# Import Library

In [23]:
import torch
import torchaudio
import librosa
import soundfile as sf
from pydub import AudioSegment
import random

# Settings Model and Audio File

In [24]:
bundle = torchaudio.pipelines.WAV2VEC2_ASR_BASE_960H
model = bundle.get_model()

In [25]:
AUDIO_FILE = "./speech.wav"

# Predict Function

In [None]:
def predict_text(audio_path):

    # Load
    waveform, sample_rate = torchaudio.load(audio_path)

    if sample_rate != bundle.sample_rate:
        waveform = torchaudio.functional.resample(waveform, sample_rate, bundle.sample_rate)
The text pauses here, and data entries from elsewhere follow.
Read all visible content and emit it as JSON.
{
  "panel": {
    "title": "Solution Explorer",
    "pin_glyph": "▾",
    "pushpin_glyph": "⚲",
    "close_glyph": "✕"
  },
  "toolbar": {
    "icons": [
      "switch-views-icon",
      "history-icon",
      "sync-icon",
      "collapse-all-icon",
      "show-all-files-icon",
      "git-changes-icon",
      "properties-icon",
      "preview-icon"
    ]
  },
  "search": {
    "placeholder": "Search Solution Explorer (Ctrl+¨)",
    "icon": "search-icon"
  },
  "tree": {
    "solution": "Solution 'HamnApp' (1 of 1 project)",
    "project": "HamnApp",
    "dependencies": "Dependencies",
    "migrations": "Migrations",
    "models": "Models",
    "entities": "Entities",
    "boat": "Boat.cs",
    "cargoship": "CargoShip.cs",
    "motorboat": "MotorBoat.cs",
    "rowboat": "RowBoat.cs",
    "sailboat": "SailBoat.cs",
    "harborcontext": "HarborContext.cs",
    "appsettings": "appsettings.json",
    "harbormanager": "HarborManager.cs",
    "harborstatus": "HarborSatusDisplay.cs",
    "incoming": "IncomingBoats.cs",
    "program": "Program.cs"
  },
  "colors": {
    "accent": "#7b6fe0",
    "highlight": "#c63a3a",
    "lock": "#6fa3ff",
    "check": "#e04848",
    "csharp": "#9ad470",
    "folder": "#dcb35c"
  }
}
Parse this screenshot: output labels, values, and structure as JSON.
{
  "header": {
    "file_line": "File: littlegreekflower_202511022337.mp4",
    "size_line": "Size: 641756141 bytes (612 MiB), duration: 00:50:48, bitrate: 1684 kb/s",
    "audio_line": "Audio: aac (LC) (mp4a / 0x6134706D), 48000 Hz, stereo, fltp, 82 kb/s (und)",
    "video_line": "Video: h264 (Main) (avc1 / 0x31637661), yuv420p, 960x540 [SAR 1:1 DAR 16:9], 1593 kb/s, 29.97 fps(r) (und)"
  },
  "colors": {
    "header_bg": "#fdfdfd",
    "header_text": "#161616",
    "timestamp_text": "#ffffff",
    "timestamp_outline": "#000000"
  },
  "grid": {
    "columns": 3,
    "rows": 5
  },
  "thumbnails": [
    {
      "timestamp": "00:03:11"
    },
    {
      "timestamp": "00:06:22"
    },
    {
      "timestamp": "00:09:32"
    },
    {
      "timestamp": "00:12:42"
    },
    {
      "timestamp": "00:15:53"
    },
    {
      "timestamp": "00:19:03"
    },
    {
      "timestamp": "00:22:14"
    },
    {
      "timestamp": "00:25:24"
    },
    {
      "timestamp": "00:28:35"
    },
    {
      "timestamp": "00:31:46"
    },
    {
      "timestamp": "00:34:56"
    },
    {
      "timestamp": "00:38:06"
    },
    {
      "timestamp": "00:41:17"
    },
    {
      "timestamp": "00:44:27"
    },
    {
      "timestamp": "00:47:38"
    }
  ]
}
    with torch.inference_mode():
        emission, _ = model(waveform)

    class GreedyCTCDecoder(torch.nn.Module):
        def __init__(self, labels):
            super().__init__()
            self.labels = labels
            self.blank = 0

        def forward(self, emission:torch.Tensor)->str:
            indices = torch.argmax(emission, dim=-1)
            indices = torch.unique_consecutive(indices, dim=-1)
            indices = [i for i in indices if i != self.blank]
            return ''.join([self.labels[i] for i in indices])
        
    decoder = GreedyCTCDecoder(bundle.get_labels())
    transcript = decoder(emission[0])
    transcript = transcript.replace("|", " ")
    return transcript

# Sub Menu 1 Functions

In [None]:
def validate_filename(filename):
    if filename.endswith(".wav"):
        return True
    else:
        print ("File name must end with .wav")
        return False

def adjust_volume(audio, db):
    return audio + db

def adjust_pitch(audio_path, pitch_rate):
    data, sample_rate = librosa.load(audio_path, sr=None)
    shifted_audio = librosa.effects.pitch_shift(data, sr=sample_rate, n_steps=pitch_rate)

    temp_file = "shifted.wav"
    sf.write(temp_file, shifted_audio, sample_rate)

    new_audio = AudioSegment.from_wav(temp_file)
    return new_audio

def apply_fade_in(audio, duration):
    return audio.fade_in(duration)

def apply_fade_out(audio, duration):
    return audio.fade_out(duration)

def export_file(audio, filename):
    audio.export(filename, format="wav")
    print(f"Audio successfully exported as {filename}")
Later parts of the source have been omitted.